I'm completely unchanged in the sense that I'm the same person I was yesterday: I have the same likes and dislikes, the same basic personality. I'm the same son/brother/uncle/friend that I was before.

Yet I'm utterly transformed in that a significant--but by no means all-encompassing--part of my life can now be revealed. I no longer have to hide things: books, magazines, feelings, photos, conversations.

I can finally be me instead of a façade.

To anyone who's thinking about coming out: If there's one piece of advice I can give you, it's to wait until you're comfortable with who you are. I wanted desperately to come out earlier, but I would not have come out as forcefully or self-confidently. I think that made a big difference. And it's something I learned here at JUB.
 
Oooo! You remembered the 'ç'!

Anyhoo, I'm so glad things have gone well for you.

I think we all need to get together & celebrate!

Come in, come in, fine shampanya! ;)
 
I can finally be me instead of a façade.
That's what it's all about.

I'm so glad you've done this--glad for you, because you've wanted to and felt the time was right.
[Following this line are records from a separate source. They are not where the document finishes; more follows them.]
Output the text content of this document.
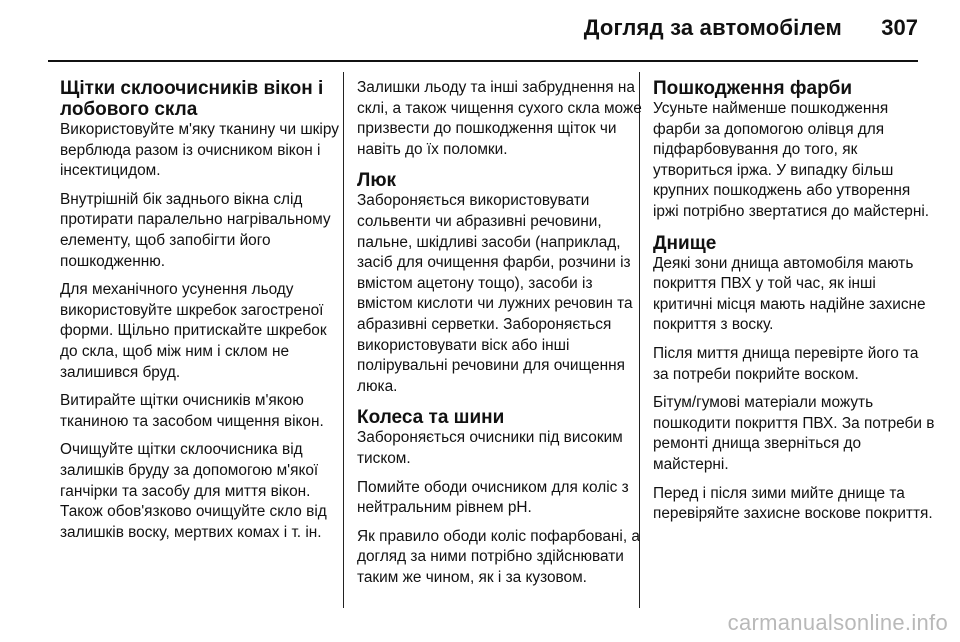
Догляд за автомобілем 307
Щітки склоочисників вікон і лобового скла

Використовуйте м'яку тканину чи шкіру верблюда разом із очисником вікон і інсектицидом.

Внутрішній бік заднього вікна слід протирати паралельно нагрівальному елементу, щоб запобігти його пошкодженню.

Для механічного усунення льоду використовуйте шкребок загостреної форми. Щільно притискайте шкребок до скла, щоб між ним і склом не залишився бруд.

Витирайте щітки очисників м'якою тканиною та засобом чищення вікон.

Очищуйте щітки склоочисника від залишків бруду за допомогою м'якої ганчірки та засобу для миття вікон. Також обов'язково очищуйте скло від залишків воску, мертвих комах і т. ін.

Залишки льоду та інші забруднення на склі, а також чищення сухого скла може призвести до пошкодження щіток чи навіть до їх поломки.

Люк

Забороняється використовувати сольвенти чи абразивні речовини, пальне, шкідливі засоби (наприклад, засіб для очищення фарби, розчини із вмістом ацетону тощо), засоби із вмістом кислоти чи лужних речовин та абразивні серветки. Забороняється використовувати віск або інші полірувальні речовини для очищення люка.

Колеса та шини

Забороняється очисники під високим тиском.

Помийте ободи очисником для коліс з нейтральним рівнем pH.

Як правило ободи коліс пофарбовані, а догляд за ними потрібно здійснювати таким же чином, як і за кузовом.

Пошкодження фарби

Усуньте найменше пошкодження фарби за допомогою олівця для підфарбовування до того, як утвориться іржа. У випадку більш крупних пошкоджень або утворення іржі потрібно звертатися до майстерні.

Днище

Деякі зони днища автомобіля мають покриття ПВХ у той час, як інші критичні місця мають надійне захисне покриття з воску.

Після миття днища перевірте його та за потреби покрийте воском.

Бітум/гумові матеріали можуть пошкодити покриття ПВХ. За потреби в ремонті днища зверніться до майстерні.

Перед і після зими мийте днище та перевіряйте захисне воскове покриття.

carmanualsonline.info
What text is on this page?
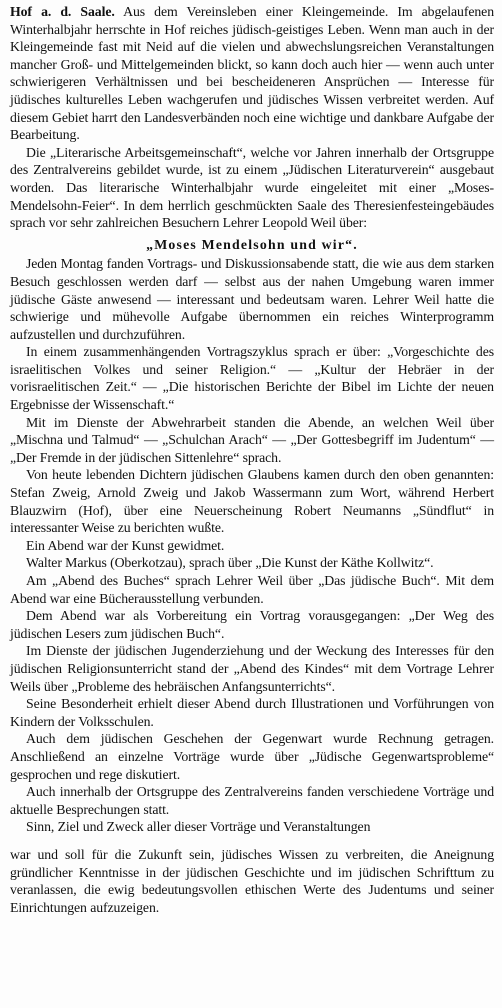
Hof a. d. Saale. Aus dem Vereinsleben einer Kleingemeinde. Im abgelaufenen Winterhalbjahr herrschte in Hof reiches jüdisch-geistiges Leben. Wenn man auch in der Kleingemeinde fast mit Neid auf die vielen und abwechslungsreichen Veranstaltungen mancher Groß- und Mittelgemeinden blickt, so kann doch auch hier — wenn auch unter schwierigeren Verhältnissen und bei bescheideneren Ansprüchen — Interesse für jüdisches kulturelles Leben wachgerufen und jüdisches Wissen verbreitet werden. Auf diesem Gebiet harrt den Landesverbänden noch eine wichtige und dankbare Aufgabe der Bearbeitung.

Die „Literarische Arbeitsgemeinschaft“, welche vor Jahren innerhalb der Ortsgruppe des Zentralvereins gebildet wurde, ist zu einem „Jüdischen Literaturverein“ ausgebaut worden. Das literarische Winterhalbjahr wurde eingeleitet mit einer „Moses-Mendelsohn-Feier“. In dem herrlich geschmückten Saale des Theresienfesteingebäudes sprach vor sehr zahlreichen Besuchern Lehrer Leopold Weil über:

„Moses Mendelsohn und wir“.

Jeden Montag fanden Vortrags- und Diskussionsabende statt, die wie aus dem starken Besuch geschlossen werden darf — selbst aus der nahen Umgebung waren immer jüdische Gäste anwesend — interessant und bedeutsam waren. Lehrer Weil hatte die schwierige und mühevolle Aufgabe übernommen ein reiches Winterprogramm aufzustellen und durchzuführen.

In einem zusammenhängenden Vortragszyklus sprach er über: „Vorgeschichte des israelitischen Volkes und seiner Religion.“ — „Kultur der Hebräer in der vorisraelitischen Zeit.“ — „Die historischen Berichte der Bibel im Lichte der neuen Ergebnisse der Wissenschaft.“

Mit im Dienste der Abwehrarbeit standen die Abende, an welchen Weil über „Mischna und Talmud“ — „Schulchan Arach“ — „Der Gottesbegriff im Judentum“ — „Der Fremde in der jüdischen Sittenlehre“ sprach.

Von heute lebenden Dichtern jüdischen Glaubens kamen durch den oben genannten: Stefan Zweig, Arnold Zweig und Jakob Wassermann zum Wort, während Herbert Blauzwirn (Hof), über eine Neuerscheinung Robert Neumanns „Sündflut“ in interessanter Weise zu berichten wußte.

Ein Abend war der Kunst gewidmet.

Walter Markus (Oberkotzau), sprach über „Die Kunst der Käthe Kollwitz“.

Am „Abend des Buches“ sprach Lehrer Weil über „Das jüdische Buch“. Mit dem Abend war eine Bücherausstellung verbunden.

Dem Abend war als Vorbereitung ein Vortrag vorausgegangen: „Der Weg des jüdischen Lesers zum jüdischen Buch“.

Im Dienste der jüdischen Jugenderziehung und der Weckung des Interesses für den jüdischen Religionsunterricht stand der „Abend des Kindes“ mit dem Vortrage Lehrer Weils über „Probleme des hebräischen Anfangsunterrichts“.

Seine Besonderheit erhielt dieser Abend durch Illustrationen und Vorführungen von Kindern der Volksschulen.

Auch dem jüdischen Geschehen der Gegenwart wurde Rechnung getragen. Anschließend an einzelne Vorträge wurde über „Jüdische Gegenwartsprobleme“ gesprochen und rege diskutiert.

Auch innerhalb der Ortsgruppe des Zentralvereins fanden verschiedene Vorträge und aktuelle Besprechungen statt.

Sinn, Ziel und Zweck aller dieser Vorträge und Veranstaltungen

war und soll für die Zukunft sein, jüdisches Wissen zu verbreiten, die Aneignung gründlicher Kenntnisse in der jüdischen Geschichte und im jüdischen Schrifttum zu veranlassen, die ewig bedeutungsvollen ethischen Werte des Judentums und seiner Einrichtungen aufzuzeigen.
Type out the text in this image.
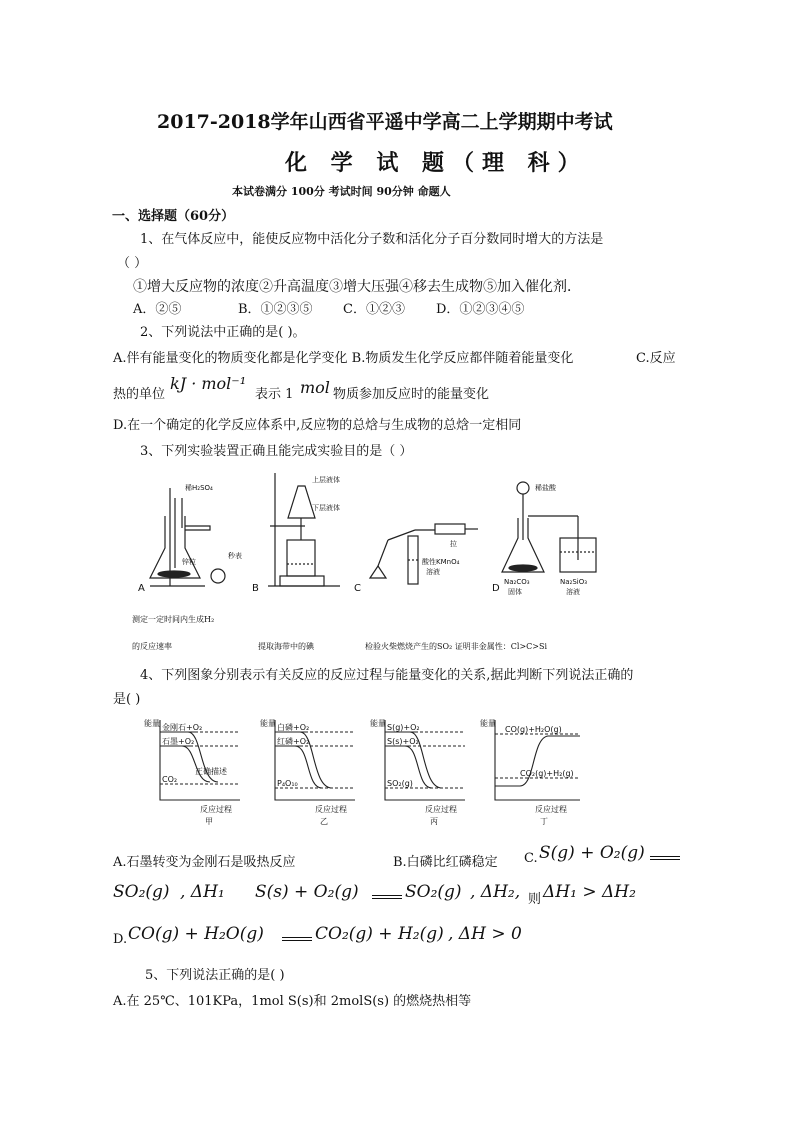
2017-2018学年山西省平遥中学高二上学期期中考试
化 学 试 题（理 科）
本试卷满分 100分 考试时间 90分钟 命题人
一、选择题（60分）
1、在气体反应中，能使反应物中活化分子数和活化分子百分数同时增大的方法是
（ ）
①增大反应物的浓度②升高温度③增大压强④移去生成物⑤加入催化剂．
A．②⑤	B．①②③⑤ C．①②③ D．①②③④⑤
2、下列说法中正确的是( )。
A.伴有能量变化的物质变化都是化学变化 B.物质发生化学反应都伴随着能量变化	C.反应
热的单位
kJ · mol⁻¹
表示 1 mol 物质参加反应时的能量变化
D.在一个确定的化学反应体系中,反应物的总焓与生成物的总焓一定相同
3、下列实验装置正确且能完成实验目的是（ ）
稀H₂SO₄
锌粒
秒表
上层液体
下层液体
拉
酸性KMnO₄
溶液
稀盐酸
Na₂CO₃
固体
Na₂SiO₃
溶液
A	B	C	D
测定一定时间内生成H₂
的反应速率	提取海带中的碘	检验火柴燃烧产生的SO₂ 证明非金属性：Cl>C>Si
4、下列图象分别表示有关反应的反应过程与能量变化的关系,据此判断下列说法正确的
是( )
能量 金刚石+O₂
石墨+O₂
CO₂
正确描述
反应过程
甲
能量 白磷+O₂
红磷+O₂
P₄O₁₀
反应过程
乙
能量 S(g)+O₂
S(s)+O₂
SO₂(g)
反应过程
丙
能量
CO(g)+H₂O(g)
CO₂(g)+H₂(g)
反应过程
丁
A.石墨转变为金刚石是吸热反应	B.白磷比红磷稳定 C. S(g) + O₂(g)
SO₂(g) , ΔH₁ S(s) + O₂(g)	SO₂(g) , ΔH₂, 则 ΔH₁ > ΔH₂
D. CO(g) + H₂O(g)	CO₂(g) + H₂(g) , ΔH > 0
5、下列说法正确的是( )
A.在 25℃、101KPa，1mol S(s)和 2molS(s) 的燃烧热相等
Congratulations, again! You've had a busy couple of weeks, and now you can relax and enjoy the new, open you. Yeah!

..| :wave: (*8*)
 
...To anyone who's thinking about coming out: If there's one piece of advice I can give you, it's to wait until you're comfortable with who you are. I wanted desperately to come out earlier, but I would not have come out as forcefully or self-confidently. I think that made a big difference. And it's something I learned here at JUB.

Excellent advice. We each come out to our own timetable. You have to listen to that inner voice, and it will tell you when the time is right.(*8*)
 
Wow, I know how you are feeling, isn't it great!! You have bigger balls then me I have not told the parental units I am not sure if I am going to. Congratulations once again!!